Les Échos (19/02/2008)

Le financement de la campagne, source de disparité entre les candidats.

19 février 2008

Particulièrement complexes, les règles de financement sont différents suivant le nombre d’habitants des villes concernées. Les candidats ne sont pas tous remboursés de leurs dépenses électorales.

Élections municipales ; élections cantonales : cette année la Commission nationale des comptes de campagne aura plus de 12 000 comptes à vérifier. Elle en avait eu 12 pour l’élection présidentielles, et 1 200 pour les législatives. Et encore, pour les élections municipales, la commission ne traitera–t–elle que les comptes des candidats de villes et de cantons de plus de 9 000 habitants, soit un millier de villes. En dessous de ce nombre, les candidats ne sont tenus à aucune obligation : ni mandataire financier, ni vérification des comptes par un expert–comptable. Mais cette apparente simplicité cache en fait une disparité de traitement entre candidats.

Explications :

Pour les villes en–dessous de 2 500 habitants : les candidats n’ont aucune obligation mais n’ont aussi droit à aucun remboursement de leurs dépenses de campagne. Tout est à leur charge, distribution de tracts, affiches, professions de foi... A l’origine, la motivation du législateur est que les candidats de ces »petites » villes entretiennent avec leurs électeurs des relations qui les dispensent de l’ensemble de ce matériel de campagne.

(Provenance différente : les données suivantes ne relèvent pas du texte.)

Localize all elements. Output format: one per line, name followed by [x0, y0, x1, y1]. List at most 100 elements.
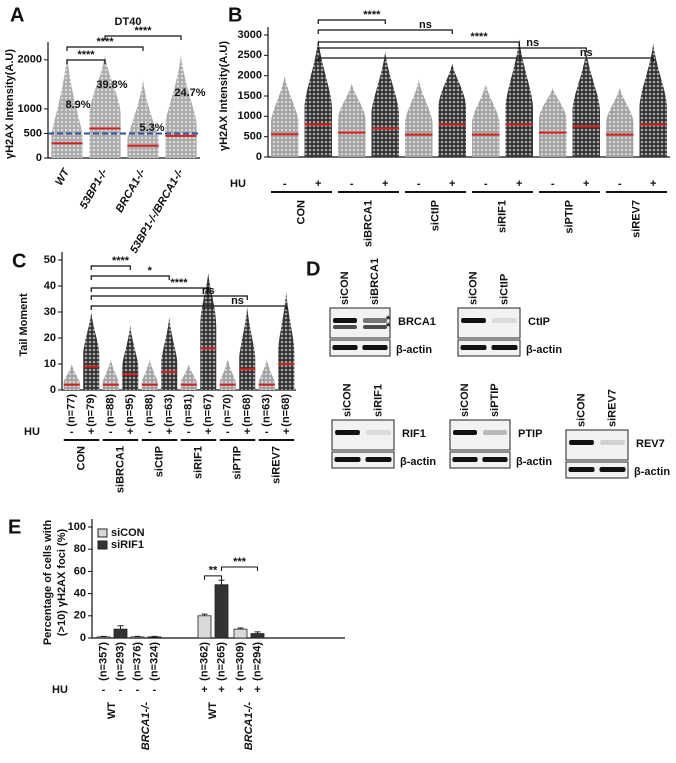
- hu-sign: +: [205, 426, 211, 438]
- category-label: siBRCA1: [114, 446, 126, 493]
- lane-label: siPTIP: [489, 383, 501, 417]
- significance-bracket: [317, 47, 587, 52]
- hu-sign: -: [350, 178, 354, 190]
- percent-annotation: 5.3%: [139, 122, 164, 134]
- y-axis-label: Tail Moment: [18, 293, 30, 357]
- error-bar: [100, 635, 107, 637]
- error-bar: [201, 613, 208, 616]
- hu-sign: +: [127, 426, 133, 438]
- hu-sign: +: [218, 684, 224, 696]
- y-tick-label: 2000: [18, 54, 42, 66]
- hu-label: HU: [24, 426, 40, 438]
- error-bar: [151, 635, 158, 637]
- hu-sign: -: [226, 426, 230, 438]
- category-label: CON: [295, 200, 307, 225]
- chart-title: DT40: [115, 16, 142, 28]
- percent-annotation: 8.9%: [65, 99, 90, 111]
- category-label: WT: [53, 166, 73, 188]
- n-label: (n=81): [183, 394, 195, 427]
- n-label: (n=77): [66, 394, 78, 427]
- lane-label: siBRCA1: [369, 258, 381, 305]
- significance-label: ****: [470, 31, 488, 43]
- significance-bracket: [104, 35, 182, 40]
- n-label: (n=324): [148, 642, 160, 681]
- hu-sign: -: [102, 684, 106, 696]
- y-tick-label: 80: [74, 543, 86, 555]
- actin-band: [460, 345, 487, 350]
- y-tick-label: 500: [244, 131, 262, 143]
- category-label: siREV7: [270, 446, 282, 484]
- dot-texture: [338, 83, 366, 157]
- y-tick-label: 0: [36, 152, 42, 164]
- hu-sign: +: [244, 426, 250, 438]
- hu-sign: +: [283, 426, 289, 438]
- n-label: (n=293): [114, 642, 126, 681]
- dot-texture: [239, 306, 256, 390]
- target-band: [461, 318, 486, 323]
- y-tick-label: 500: [24, 127, 42, 139]
- dot-texture: [200, 273, 217, 390]
- dot-texture: [539, 87, 567, 157]
- hu-sign: +: [237, 684, 243, 696]
- y-axis-label: γH2AX Intensity(A.U): [4, 49, 16, 159]
- significance-bracket: [221, 566, 258, 571]
- y-tick-label: 1000: [238, 110, 262, 122]
- y-tick-label: 0: [80, 632, 86, 644]
- hu-label: HU: [230, 178, 246, 190]
- hu-sign: -: [417, 178, 421, 190]
- hu-sign: +: [88, 426, 94, 438]
- hu-sign: +: [254, 684, 260, 696]
- category-label: BRCA1-/-: [243, 702, 255, 751]
- hu-sign: -: [153, 684, 157, 696]
- significance-label: ****: [134, 25, 152, 37]
- hu-sign: -: [187, 426, 191, 438]
- hu-sign: -: [109, 426, 113, 438]
- panel-letter: B: [228, 4, 242, 26]
- dot-texture: [606, 87, 634, 157]
- dot-texture: [89, 54, 121, 159]
- significance-label: ****: [112, 255, 130, 267]
- y-axis-label: γH2AX Intensity(A.U): [218, 41, 230, 151]
- target-band: [366, 430, 391, 435]
- target-band: [483, 430, 507, 435]
- hu-sign: +: [650, 178, 656, 190]
- target-label: CtIP: [528, 316, 550, 328]
- error-bar: [237, 627, 244, 630]
- target-label: BRCA1: [398, 316, 436, 328]
- category-label: BRCA1-/-: [114, 167, 149, 215]
- lane-label: siCON: [341, 383, 353, 417]
- y-tick-label: 40: [44, 280, 56, 292]
- dot-texture: [63, 364, 80, 390]
- hu-sign: +: [583, 178, 589, 190]
- control-label: β-actin: [516, 456, 552, 468]
- error-bar: [218, 579, 225, 585]
- category-label: siCtIP: [429, 200, 441, 231]
- control-label: β-actin: [634, 466, 670, 478]
- n-label: (n=63): [163, 394, 175, 427]
- control-label: β-actin: [396, 344, 432, 356]
- actin-band: [568, 467, 595, 472]
- blot-frame: [457, 339, 521, 357]
- n-label: (n=95): [124, 394, 136, 427]
- hu-sign: -: [618, 178, 622, 190]
- n-label: (n=68): [280, 394, 292, 427]
- bar: [96, 636, 111, 639]
- hu-sign: +: [315, 178, 321, 190]
- significance-bracket: [66, 46, 144, 51]
- n-label: (n=88): [144, 394, 156, 427]
- hu-sign: -: [148, 426, 152, 438]
- category-label: CON: [75, 446, 87, 471]
- n-label: (n=362): [198, 642, 210, 681]
- error-bar: [254, 631, 261, 634]
- target-label: RIF1: [402, 428, 426, 440]
- dot-texture: [161, 317, 178, 390]
- dot-texture: [219, 358, 236, 390]
- target-band: [363, 325, 387, 329]
- n-label: (n=68): [241, 394, 253, 427]
- dot-texture: [472, 83, 500, 157]
- n-label: (n=63): [261, 394, 273, 427]
- dot-texture: [180, 364, 197, 390]
- actin-band: [482, 457, 508, 462]
- dot-texture: [122, 325, 139, 390]
- bar: [214, 584, 229, 639]
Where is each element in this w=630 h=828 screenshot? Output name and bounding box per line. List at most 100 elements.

Pour les villes comprises entre 2 501 et 3 500 habitants : les candidats ne sont tout autant soumis à aucune obligation mais peuvent eux, assurer la distribution de leurs tracts de campagne par la  Commission départementale de propagande  (Préfecture).

Pour les villes comprises entre 3 501 et 9 000 habitants : les candidats obtiendront le remboursement de leur campagne officielle s’ils obtiennent plus de 5 % des voix. Il n’y a pas de plafond : les bulletins de vote, la profession de foi et l’affichage officiel seront remboursés par le ministère de l’Intérieur. Ils peuvent aussi recevoir des dons de personnes physiques dans la limites de 4 600 euros par personne et par candidat mais ces dons ne sont pas déductibles fiscalement. Des « arrangements » sont cependant permis par la Commission des comptes de campagne.
Ainsi, un don fait au parti du candidat en spécifiant qu’il est destiné au candidat désigné pourra être déduit (voir ci–dessous).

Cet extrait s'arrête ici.